Monday, December 31, 2007

How Electric Cars Could Save the Grid

Their idea is simple: electric cars have to plug into the power grid anyway to get their batteries recharged. Why not use those batteries collectively as electricity "sponges" to soak up and wring out the excess power from utility companies that fluctuates notoriously on any given day?

Utility companies would benefit because they'd have a place to store energy; car owners would receive a fee to participate; and car manufacturers would have an attractive selling-point by which to promote their vehicles.

And it doesn't take much to get started.

"If you can collect 300 cars, that fleet is sufficient for a utility operator to run a V2G operation," said team member Ajay Prasad, professor of mechanical engineering at the University of Delaware in Newark.

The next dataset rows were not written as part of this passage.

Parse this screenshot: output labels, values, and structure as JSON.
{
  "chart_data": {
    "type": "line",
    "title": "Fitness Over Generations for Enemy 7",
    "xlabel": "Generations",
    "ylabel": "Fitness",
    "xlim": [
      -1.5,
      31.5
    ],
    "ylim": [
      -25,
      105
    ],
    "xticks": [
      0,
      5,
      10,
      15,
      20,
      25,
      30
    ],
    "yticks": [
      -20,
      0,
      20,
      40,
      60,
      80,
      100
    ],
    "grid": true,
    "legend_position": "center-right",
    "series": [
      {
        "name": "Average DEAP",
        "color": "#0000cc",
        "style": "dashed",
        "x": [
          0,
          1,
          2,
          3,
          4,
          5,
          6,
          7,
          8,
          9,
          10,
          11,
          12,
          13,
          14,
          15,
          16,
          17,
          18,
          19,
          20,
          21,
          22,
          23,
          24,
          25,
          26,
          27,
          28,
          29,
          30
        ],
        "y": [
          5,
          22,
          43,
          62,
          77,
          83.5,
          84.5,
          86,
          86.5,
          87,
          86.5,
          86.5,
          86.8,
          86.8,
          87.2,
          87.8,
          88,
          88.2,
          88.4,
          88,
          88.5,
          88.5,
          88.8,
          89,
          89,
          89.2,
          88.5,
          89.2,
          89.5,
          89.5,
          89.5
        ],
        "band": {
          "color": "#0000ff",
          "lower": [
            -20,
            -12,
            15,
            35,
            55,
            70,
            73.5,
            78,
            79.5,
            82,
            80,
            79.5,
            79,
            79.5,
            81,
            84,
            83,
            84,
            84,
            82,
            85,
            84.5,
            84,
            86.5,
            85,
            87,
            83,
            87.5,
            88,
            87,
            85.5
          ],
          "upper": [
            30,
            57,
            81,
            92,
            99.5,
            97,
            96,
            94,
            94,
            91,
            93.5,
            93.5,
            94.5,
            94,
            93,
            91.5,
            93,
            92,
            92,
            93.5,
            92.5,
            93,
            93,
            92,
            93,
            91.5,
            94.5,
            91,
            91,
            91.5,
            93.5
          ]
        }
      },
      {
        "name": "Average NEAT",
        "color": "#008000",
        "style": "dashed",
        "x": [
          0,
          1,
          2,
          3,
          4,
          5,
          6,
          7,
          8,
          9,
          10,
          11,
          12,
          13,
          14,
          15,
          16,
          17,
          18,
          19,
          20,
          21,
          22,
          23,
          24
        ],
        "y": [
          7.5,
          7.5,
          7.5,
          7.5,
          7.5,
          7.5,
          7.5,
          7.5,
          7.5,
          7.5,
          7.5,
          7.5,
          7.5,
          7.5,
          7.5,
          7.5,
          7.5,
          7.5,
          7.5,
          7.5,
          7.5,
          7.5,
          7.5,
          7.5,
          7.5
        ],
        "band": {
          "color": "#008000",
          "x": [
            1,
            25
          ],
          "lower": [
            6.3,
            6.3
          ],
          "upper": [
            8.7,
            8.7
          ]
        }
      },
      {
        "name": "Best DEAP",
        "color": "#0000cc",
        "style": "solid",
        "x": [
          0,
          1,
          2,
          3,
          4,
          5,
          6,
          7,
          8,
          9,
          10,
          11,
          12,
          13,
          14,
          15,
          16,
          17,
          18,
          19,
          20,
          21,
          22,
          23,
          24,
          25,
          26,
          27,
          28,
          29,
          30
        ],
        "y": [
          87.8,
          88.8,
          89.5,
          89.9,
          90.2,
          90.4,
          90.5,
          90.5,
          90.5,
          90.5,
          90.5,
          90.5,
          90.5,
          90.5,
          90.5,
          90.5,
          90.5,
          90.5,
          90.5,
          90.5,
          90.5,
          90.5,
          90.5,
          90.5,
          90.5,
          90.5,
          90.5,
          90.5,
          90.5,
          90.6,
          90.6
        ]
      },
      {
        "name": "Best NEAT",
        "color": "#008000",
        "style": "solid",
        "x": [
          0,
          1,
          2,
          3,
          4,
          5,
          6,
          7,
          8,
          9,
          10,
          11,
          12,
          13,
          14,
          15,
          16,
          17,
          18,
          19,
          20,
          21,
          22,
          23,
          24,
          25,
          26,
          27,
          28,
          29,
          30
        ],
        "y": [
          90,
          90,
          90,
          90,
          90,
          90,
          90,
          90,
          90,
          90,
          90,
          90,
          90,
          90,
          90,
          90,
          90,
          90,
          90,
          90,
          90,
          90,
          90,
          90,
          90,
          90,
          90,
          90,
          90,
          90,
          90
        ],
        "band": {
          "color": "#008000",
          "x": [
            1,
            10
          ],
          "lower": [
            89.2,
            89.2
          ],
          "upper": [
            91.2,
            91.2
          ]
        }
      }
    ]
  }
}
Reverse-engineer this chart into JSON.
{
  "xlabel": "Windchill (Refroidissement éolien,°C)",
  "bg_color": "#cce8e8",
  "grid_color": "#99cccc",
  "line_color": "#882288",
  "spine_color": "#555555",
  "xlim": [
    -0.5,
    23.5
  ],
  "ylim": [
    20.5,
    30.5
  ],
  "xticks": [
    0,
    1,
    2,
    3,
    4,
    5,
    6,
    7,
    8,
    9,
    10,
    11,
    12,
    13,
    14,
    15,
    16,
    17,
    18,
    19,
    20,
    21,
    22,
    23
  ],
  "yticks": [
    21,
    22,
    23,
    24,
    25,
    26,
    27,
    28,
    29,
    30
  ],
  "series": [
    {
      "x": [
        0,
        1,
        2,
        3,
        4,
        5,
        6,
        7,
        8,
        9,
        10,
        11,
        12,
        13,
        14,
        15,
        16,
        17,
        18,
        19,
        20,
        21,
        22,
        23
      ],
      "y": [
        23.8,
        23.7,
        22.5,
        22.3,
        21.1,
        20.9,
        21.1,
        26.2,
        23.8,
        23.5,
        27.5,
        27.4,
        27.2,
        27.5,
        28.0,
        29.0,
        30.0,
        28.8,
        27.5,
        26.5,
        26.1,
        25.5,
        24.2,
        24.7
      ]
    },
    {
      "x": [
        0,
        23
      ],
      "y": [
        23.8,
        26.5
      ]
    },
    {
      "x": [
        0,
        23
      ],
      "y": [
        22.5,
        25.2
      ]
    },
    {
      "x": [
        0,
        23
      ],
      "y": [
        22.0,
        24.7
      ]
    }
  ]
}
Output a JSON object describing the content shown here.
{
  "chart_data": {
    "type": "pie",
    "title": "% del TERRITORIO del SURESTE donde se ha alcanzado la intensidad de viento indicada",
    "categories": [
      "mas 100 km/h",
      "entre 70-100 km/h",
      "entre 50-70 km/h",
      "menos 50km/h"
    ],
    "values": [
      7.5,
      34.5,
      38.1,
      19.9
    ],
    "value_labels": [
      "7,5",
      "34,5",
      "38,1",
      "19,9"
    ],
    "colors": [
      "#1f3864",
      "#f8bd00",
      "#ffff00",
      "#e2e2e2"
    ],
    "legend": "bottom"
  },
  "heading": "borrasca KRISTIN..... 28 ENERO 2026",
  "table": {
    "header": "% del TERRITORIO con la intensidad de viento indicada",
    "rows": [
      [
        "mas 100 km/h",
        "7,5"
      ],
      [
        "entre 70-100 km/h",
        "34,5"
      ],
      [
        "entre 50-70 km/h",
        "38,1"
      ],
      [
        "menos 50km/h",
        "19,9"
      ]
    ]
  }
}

Car owners drive, on average, about one to two hours per day. So statistically, a large percentage of the total population of cars is sitting idle at any given time.

At the same time, electric grid operators play a balancing game of generating electricity that will meet customer demand. On top of that, they must pay to keep a generator fired up that will serve as a back up in the event of a catastrophic failure on the grid. Until the failure, that energy is wasted.

But if all of those parked cars were electric and plugged into the grid, the utility operator could automatically draw on the batteries exactly as needed, meeting demand. And instead of paying a power plant to generate energy that would be wasted anyway, they would pay a fee to the electric car owner for making the battery available.

This sounds fine and dandy, except it won't work in India. Well, it won't be needed in India until far into the future. I guess our current needs far exceed what the grid can pump.